You've obviously played a lot of
concerts performing your arrangements of Zappa material. Would you mind
talking about some particular moments/experiences? (I'd also like to
know about your concerts with Mike Keneally - in a recent interview
I did with him he talked about some peculiar moments...)
Yeah, we played a lot of shows! The
guests have been varied: Ike Willis, Napoleon Murphy Brock, Mike Keneally,
David Tronzo, the great slide guitarist, ex-Captain Beefheart guitarist
Gary Lucas, and more.
It was always a beautiful experience. Sometimes,
I throw in non-Zappa tunes, so it was a blast to hear Keneally solo
on my arrangement of Emerson, Lake and Palmer's Bitch's Crystal and
Ike Willis singing Jimi Hendrix's Rainy Day and If 6 Was 9. And Keneally
playing Jeff Beck's Diamond Dust!
I still get emails from people who witnessed
the Keneally shows. Mike brings an energy to the table that is amazing.
It's not only that he's such an amazing musician, it's that he loves
it so much. Gil Evans once told me that the truly great players have
that love and passion for playing.
With Keneally, I could just tell him quickly
before the set what we were gonna do, a little about his role in it,
and we'd take it from there. I only enjoy performing live if it has
that organic quality.

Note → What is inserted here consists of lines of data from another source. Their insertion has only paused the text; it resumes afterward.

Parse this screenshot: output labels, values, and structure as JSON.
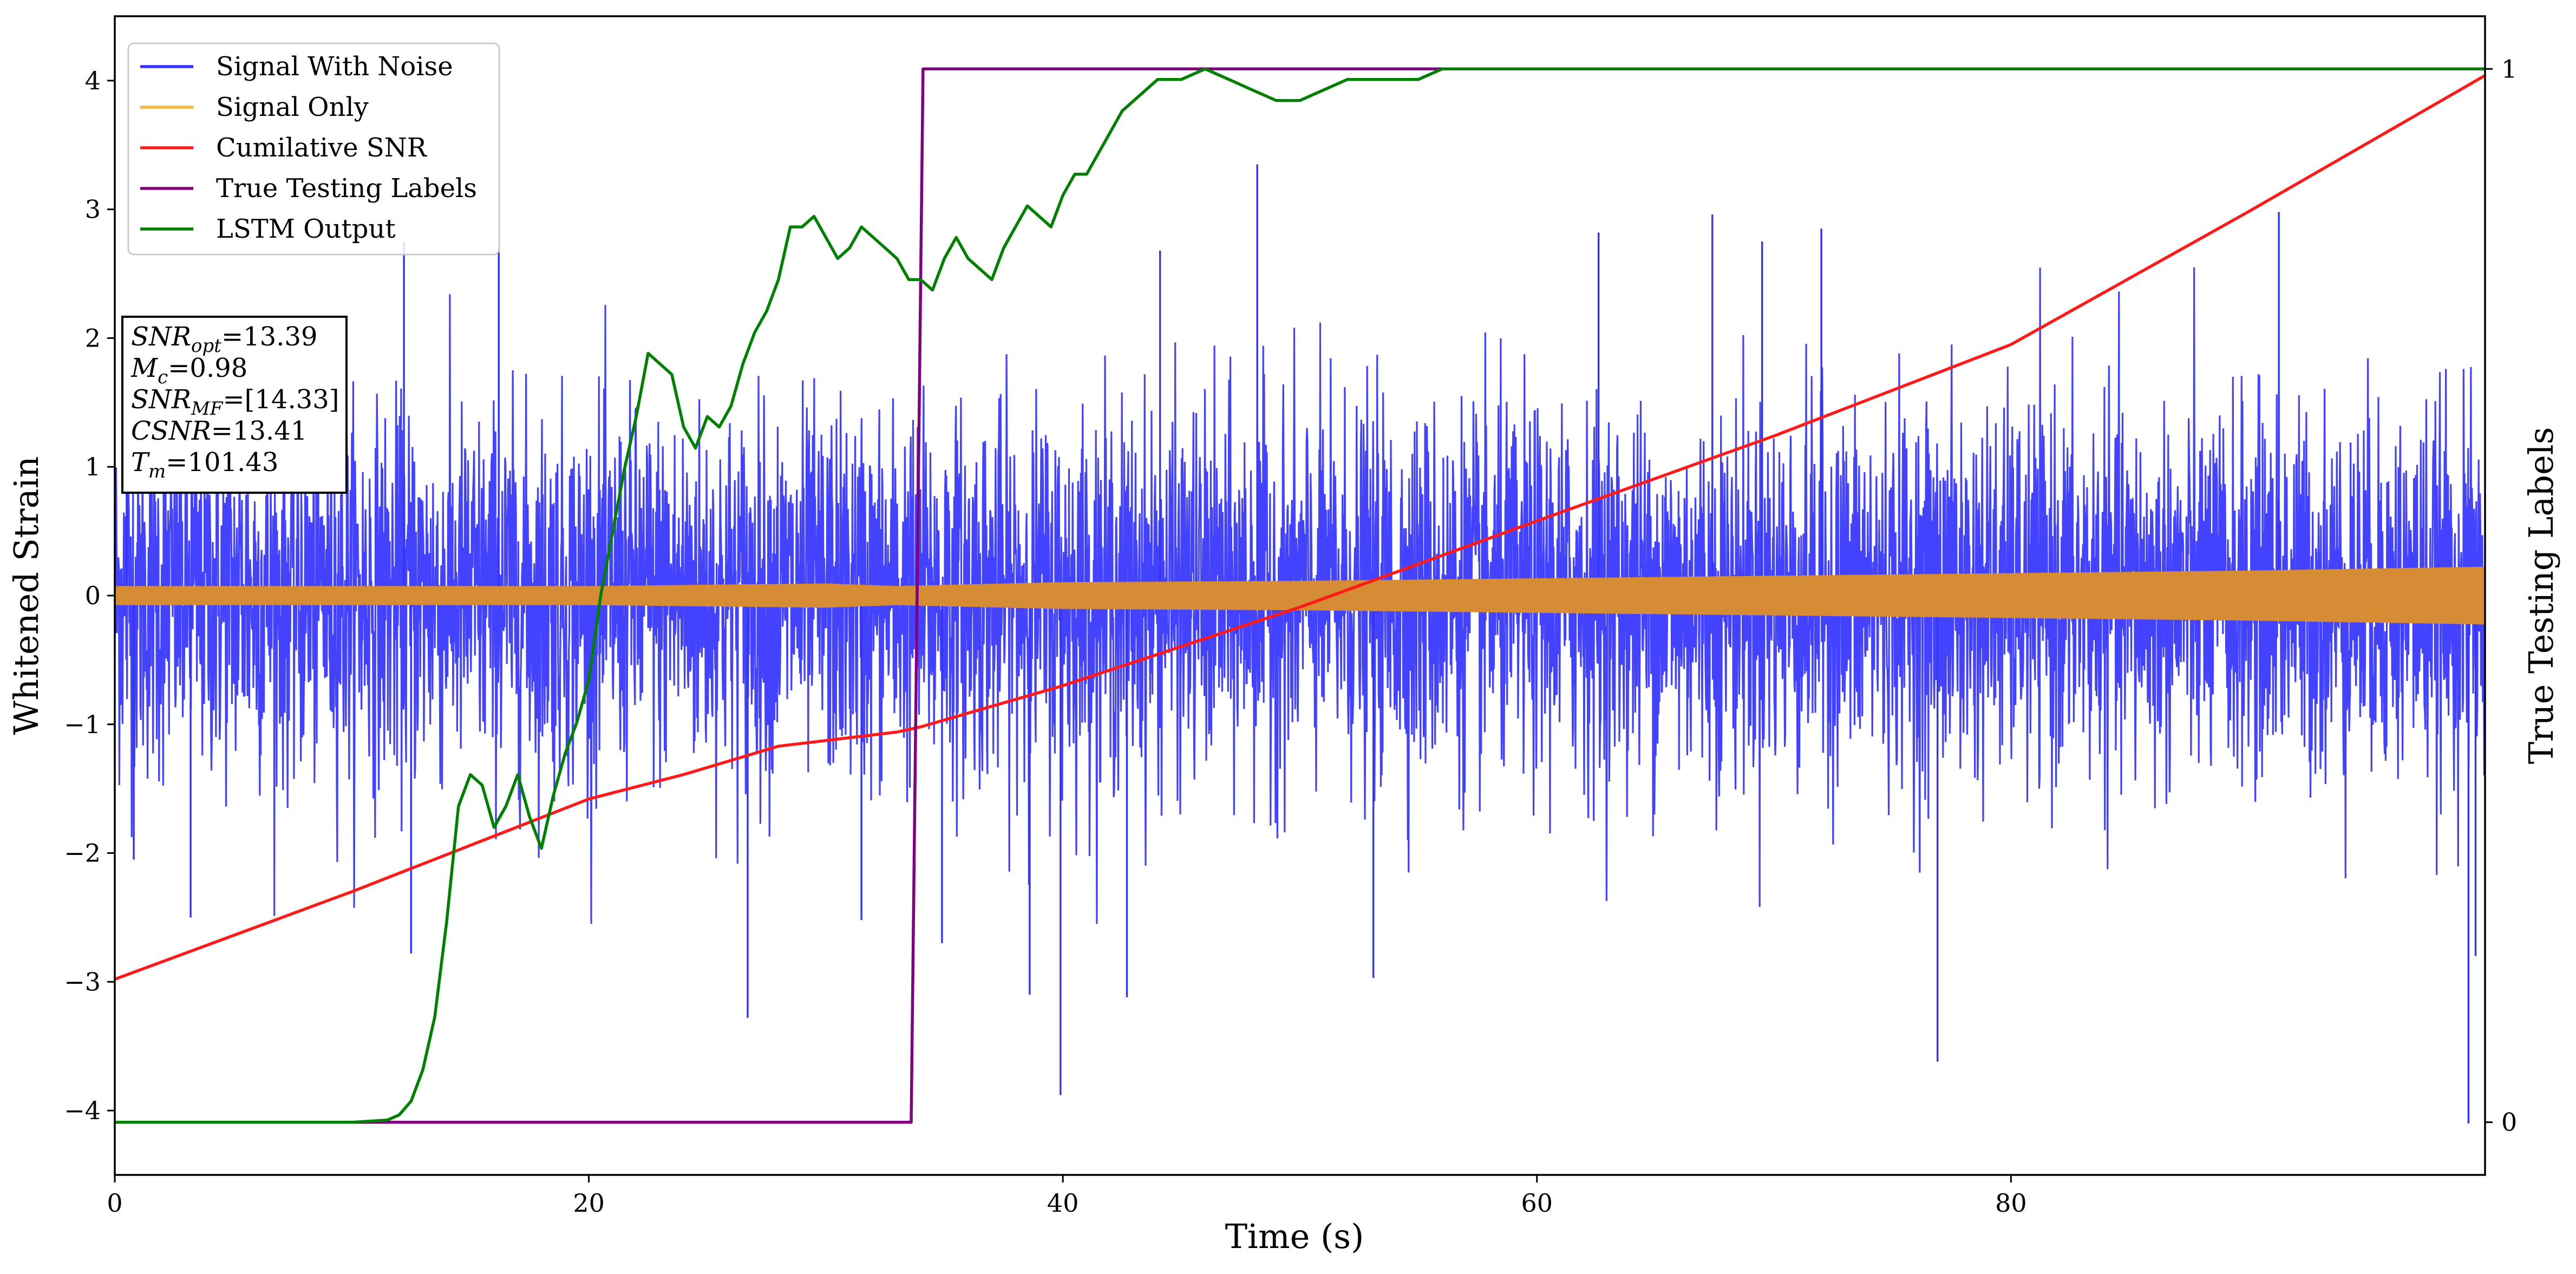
{
  "chart_data": {
    "type": "line",
    "xlabel": "Time (s)",
    "ylabel": "Whitened Strain",
    "y2label": "True Testing Labels",
    "xlim": [
      0,
      100
    ],
    "ylim": [
      -4.5,
      4.5
    ],
    "y2lim": [
      -0.05,
      1.05
    ],
    "x_ticks": [
      0,
      20,
      40,
      60,
      80
    ],
    "y_ticks": [
      -4,
      -3,
      -2,
      -1,
      0,
      1,
      2,
      3,
      4
    ],
    "y2_ticks": [
      0,
      1
    ],
    "legend_position": "top-left",
    "legend": [
      {
        "name": "Signal With Noise",
        "color": "#3333ff"
      },
      {
        "name": "Signal Only",
        "color": "#f5b642"
      },
      {
        "name": "Cumilative SNR",
        "color": "#ff1a1a"
      },
      {
        "name": "True Testing Labels",
        "color": "#800080"
      },
      {
        "name": "LSTM Output",
        "color": "#008000"
      }
    ],
    "stats_box": [
      {
        "base": "SNR",
        "sub": "opt",
        "value": "=13.39"
      },
      {
        "base": "M",
        "sub": "c",
        "value": "=0.98"
      },
      {
        "base": "SNR",
        "sub": "MF",
        "value": "=[14.33]"
      },
      {
        "base": "CSNR",
        "sub": "",
        "value": "=13.41"
      },
      {
        "base": "T",
        "sub": "m",
        "value": "=101.43"
      }
    ],
    "series": [
      {
        "name": "Signal With Noise",
        "axis": "left",
        "style": "dense_noise",
        "color": "#3333ff",
        "x_range": [
          0,
          100
        ],
        "typical_band": [
          -1.3,
          1.3
        ],
        "extremes": [
          {
            "x": 0.5,
            "y": 2.05
          },
          {
            "x": 0.8,
            "y": -2.05
          },
          {
            "x": 3.2,
            "y": -2.5
          },
          {
            "x": 12.2,
            "y": 2.75
          },
          {
            "x": 12.5,
            "y": -2.78
          },
          {
            "x": 16.2,
            "y": 2.7
          },
          {
            "x": 26.7,
            "y": -3.28
          },
          {
            "x": 31.5,
            "y": -2.52
          },
          {
            "x": 34.9,
            "y": -2.7
          },
          {
            "x": 38.6,
            "y": -3.1
          },
          {
            "x": 39.9,
            "y": -3.88
          },
          {
            "x": 42.7,
            "y": -3.12
          },
          {
            "x": 44.1,
            "y": 2.68
          },
          {
            "x": 48.2,
            "y": 3.35
          },
          {
            "x": 53.1,
            "y": -2.97
          },
          {
            "x": 62.6,
            "y": 2.82
          },
          {
            "x": 67.4,
            "y": 2.96
          },
          {
            "x": 69.5,
            "y": 2.75
          },
          {
            "x": 72.0,
            "y": 2.85
          },
          {
            "x": 76.9,
            "y": -3.62
          },
          {
            "x": 91.3,
            "y": 2.98
          },
          {
            "x": 99.3,
            "y": -4.1
          },
          {
            "x": 99.6,
            "y": -2.8
          }
        ]
      },
      {
        "name": "Signal Only",
        "axis": "left",
        "style": "band",
        "color": "#d68b35",
        "x": [
          0,
          20,
          30,
          33,
          40,
          50,
          60,
          70,
          80,
          90,
          100
        ],
        "half_width": [
          0.07,
          0.07,
          0.09,
          0.07,
          0.1,
          0.11,
          0.13,
          0.15,
          0.17,
          0.19,
          0.22
        ]
      },
      {
        "name": "Cumilative SNR",
        "axis": "left",
        "style": "line",
        "color": "#ff1a1a",
        "x": [
          0,
          10,
          20,
          24,
          28,
          33,
          34,
          40,
          50,
          60,
          70,
          80,
          90,
          100
        ],
        "y": [
          -2.98,
          -2.3,
          -1.58,
          -1.39,
          -1.17,
          -1.06,
          -1.02,
          -0.7,
          -0.09,
          0.58,
          1.24,
          1.95,
          2.98,
          4.04
        ]
      },
      {
        "name": "True Testing Labels",
        "axis": "right",
        "style": "line",
        "color": "#800080",
        "x": [
          0,
          33.6,
          34.1,
          100
        ],
        "y": [
          0,
          0,
          1,
          1
        ]
      },
      {
        "name": "LSTM Output",
        "axis": "right",
        "style": "line",
        "color": "#008000",
        "x": [
          0,
          10,
          11.5,
          12,
          12.5,
          13,
          13.5,
          14,
          14.5,
          15,
          15.5,
          16,
          16.5,
          17,
          17.5,
          18,
          18.5,
          19,
          19.5,
          20,
          20.5,
          21,
          21.5,
          22,
          22.5,
          23,
          23.5,
          24,
          24.5,
          25,
          25.5,
          26,
          26.5,
          27,
          27.5,
          28,
          28.5,
          29,
          29.5,
          30,
          30.5,
          31,
          31.5,
          32,
          32.5,
          33,
          33.5,
          34,
          34.5,
          35,
          35.5,
          36,
          36.5,
          37,
          37.5,
          38,
          38.5,
          39,
          39.5,
          40,
          40.5,
          41,
          41.5,
          42,
          42.5,
          43,
          43.5,
          44,
          45,
          46,
          47,
          48,
          49,
          50,
          51,
          52,
          53,
          54,
          55,
          56,
          58,
          60,
          65,
          70,
          100
        ],
        "y": [
          0,
          0,
          0.002,
          0.007,
          0.02,
          0.05,
          0.1,
          0.19,
          0.3,
          0.33,
          0.32,
          0.28,
          0.3,
          0.33,
          0.29,
          0.26,
          0.31,
          0.35,
          0.38,
          0.42,
          0.5,
          0.56,
          0.62,
          0.67,
          0.73,
          0.72,
          0.71,
          0.66,
          0.64,
          0.67,
          0.66,
          0.68,
          0.72,
          0.75,
          0.77,
          0.8,
          0.85,
          0.85,
          0.86,
          0.84,
          0.82,
          0.83,
          0.85,
          0.84,
          0.83,
          0.82,
          0.8,
          0.8,
          0.79,
          0.82,
          0.84,
          0.82,
          0.81,
          0.8,
          0.83,
          0.85,
          0.87,
          0.86,
          0.85,
          0.88,
          0.9,
          0.9,
          0.92,
          0.94,
          0.96,
          0.97,
          0.98,
          0.99,
          0.99,
          1,
          0.99,
          0.98,
          0.97,
          0.97,
          0.98,
          0.99,
          0.99,
          0.99,
          0.99,
          1,
          1,
          1,
          1,
          1,
          1
        ]
      }
    ]
  }
}
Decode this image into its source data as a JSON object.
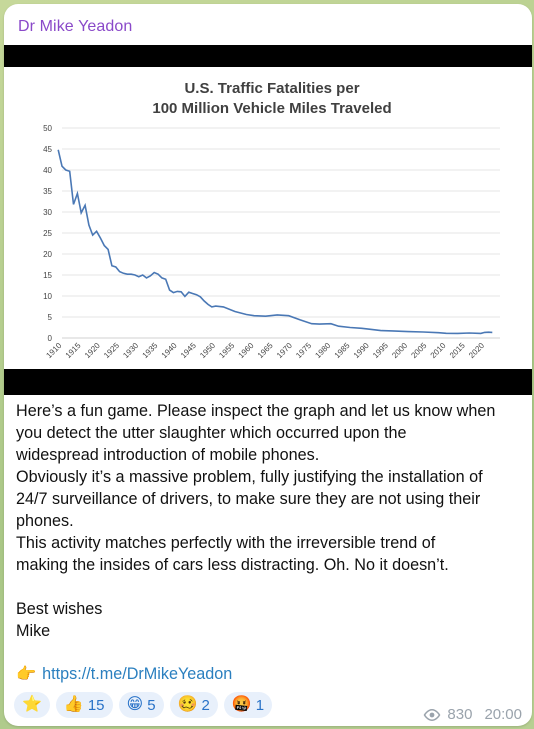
{
  "message": {
    "sender": "Dr Mike Yeadon",
    "text_lines": [
      "Here’s a fun game. Please inspect the graph and let us know when",
      "you detect the utter slaughter which occurred upon the",
      "widespread introduction of mobile phones.",
      "Obviously it’s a massive problem, fully justifying the installation of",
      "24/7 surveillance of drivers, to make sure they are not using their",
      "phones.",
      "This activity matches perfectly with the irreversible trend of",
      "making the insides of cars less distracting. Oh. No it doesn’t.",
      "",
      "Best wishes",
      "Mike"
    ],
    "link": "https://t.me/DrMikeYeadon",
    "link_icon": "pointing-hand-icon",
    "views": "830",
    "time": "20:00",
    "reactions": [
      {
        "emoji": "⭐",
        "icon": "star-icon",
        "count": ""
      },
      {
        "emoji": "👍",
        "icon": "thumbs-up-icon",
        "count": "15"
      },
      {
        "emoji": "😁",
        "icon": "grin-icon",
        "count": "5"
      },
      {
        "emoji": "🥴",
        "icon": "woozy-icon",
        "count": "2"
      },
      {
        "emoji": "🤬",
        "icon": "cursing-icon",
        "count": "1"
      }
    ],
    "colors": {
      "sender": "#8a49c9",
      "link": "#2a7fbf",
      "reaction_bg": "#e8f0fb",
      "reaction_text": "#2a73c8"
    }
  },
  "chart_data": {
    "type": "line",
    "title": "U.S. Traffic Fatalities per",
    "subtitle": "100 Million Vehicle Miles Traveled",
    "xlabel": "",
    "ylabel": "",
    "ylim": [
      0,
      50
    ],
    "yticks": [
      0,
      5,
      10,
      15,
      20,
      25,
      30,
      35,
      40,
      45,
      50
    ],
    "xlim": [
      1910,
      2024
    ],
    "xticks": [
      1910,
      1915,
      1920,
      1925,
      1930,
      1935,
      1940,
      1945,
      1950,
      1955,
      1960,
      1965,
      1970,
      1975,
      1980,
      1985,
      1990,
      1995,
      2000,
      2005,
      2010,
      2015,
      2020
    ],
    "grid": true,
    "line_color": "#4a78b5",
    "series": [
      {
        "x": [
          1909,
          1910,
          1911,
          1912,
          1913,
          1914,
          1915,
          1916,
          1917,
          1918,
          1919,
          1920,
          1921,
          1922,
          1923,
          1924,
          1925,
          1926,
          1927,
          1928,
          1929,
          1930,
          1931,
          1932,
          1933,
          1934,
          1935,
          1936,
          1937,
          1938,
          1939,
          1940,
          1941,
          1942,
          1943,
          1944,
          1945,
          1946,
          1947,
          1948,
          1949,
          1950,
          1952,
          1955,
          1958,
          1960,
          1963,
          1966,
          1969,
          1972,
          1975,
          1977,
          1980,
          1982,
          1985,
          1988,
          1990,
          1993,
          1996,
          2000,
          2004,
          2008,
          2010,
          2013,
          2016,
          2019,
          2020,
          2021,
          2022
        ],
        "y": [
          44.8,
          40.9,
          40.0,
          39.7,
          31.8,
          34.4,
          29.8,
          31.6,
          26.9,
          24.5,
          25.4,
          23.8,
          22.0,
          21.1,
          17.2,
          16.9,
          15.8,
          15.4,
          15.2,
          15.2,
          15.0,
          14.6,
          15.0,
          14.3,
          14.8,
          15.6,
          15.2,
          14.3,
          14.0,
          11.4,
          10.8,
          11.1,
          11.0,
          9.9,
          10.9,
          10.6,
          10.3,
          9.8,
          8.8,
          8.0,
          7.4,
          7.6,
          7.4,
          6.3,
          5.6,
          5.3,
          5.2,
          5.5,
          5.3,
          4.3,
          3.4,
          3.3,
          3.4,
          2.8,
          2.5,
          2.3,
          2.1,
          1.75,
          1.7,
          1.53,
          1.44,
          1.26,
          1.11,
          1.1,
          1.18,
          1.1,
          1.34,
          1.37,
          1.33
        ]
      }
    ]
  }
}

The band is always well-rehearsed, of course,
but I throw a lot of monkey wrenches in there to keep it fresh. (Note
to Italians: I hope I'm not using too many American phrases, like "monkey
wrench".) (Note to Ed: Don't worry, Ed, here at Clouds and Clocks
we only use the best translators.)
I know Mike wasn't happy with his performance
on my first Zappa CD, but believe me, he played incredible on there.
He's very self-critical. Most geniuses are.
Your new CD is out, reviews are
in... Any plans about tours? Any other types of work while on the road
Not really. It's still extremely difficult finding
promoters to pay for moving around a band this size. We have a gig in
Detroit (jazz festival) Monday, Sept. 4 and a couple hits in August
in NY and Jersey, but that's it for the time being.